# Why absorption/transmission spectroscopic data is normalized?

A typical data processing step for acquired absorption/transmission data is normalizing, i.e. stretching the curve such that it is bounded between 0 and 100%.

However, the absorption/transmission curve changes with the density and thickness of the sample. Moreover, absorption is a non linear phenomena (for example Beer–Lambert law), so I would expect that the relative height of the various peak would not remain constant across several samples of the same material.

Why, therefore, is it justified to normalize acquired spectroscopic data? Why not present data with original abs./trans. values, while providing details about the sample itself (for example thickness)?

In addition, how can spectroscopy be quantitative if the relative height of the peaks changes with illumination/thickness/density/etc.?

• The Beer Lambert Law is explicitly a linear relation. I'm some confused about this question. At constant thickness, the Law is linear with chemical concentration. At constant concentration, the Law is linear with pathlength (thickness) – Lighthart Dec 18 '15 at 20:54
• @Lighthart how is BL linear? it is exponentially decaying with penetration depth. – Sparkler Dec 18 '15 at 20:57
• Absorbance equals molar absorptivity times concentration times path length? life.nthu.edu.tw/~labcjw/BioPhyChem/Spectroscopy/beerslaw.htm – Lighthart Dec 18 '15 at 22:06
• @Lighthart yeah, but intensity is A = -log T = - log (I / Io). Aren't all measurements intensity based? – Sparkler Dec 18 '15 at 22:29

There is confusion here about absorption at one wavelength and the absorption spectrum.

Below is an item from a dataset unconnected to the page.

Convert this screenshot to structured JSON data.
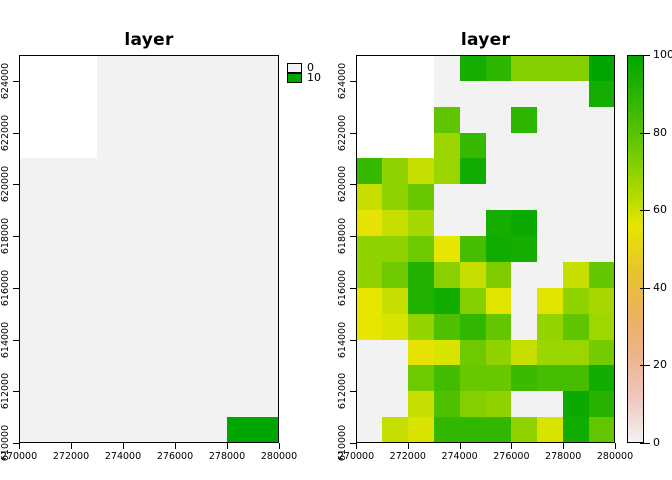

At each wavelength the Beer-Lamber law applies $$I_{trans_{\lambda}}=I_{0_{\lambda}}\exp(-\epsilon_{\lambda} c l)$$ for a compound with extinction coefficient $\epsilon$ at wavelength $\lambda$ and concentration c and path length l.
When an absorption spectrum is produced it is normal to show it as optical density vs wavelength, i.e. $OD_{\lambda}=\log(I/I_0)_{\lambda}=-\epsilon_{\lambda} c l$ and in this case the ratio of peaks for the same compound is constant no matter what the concentration. (Naturally assuming that it does not absorb so much that the instrument fails).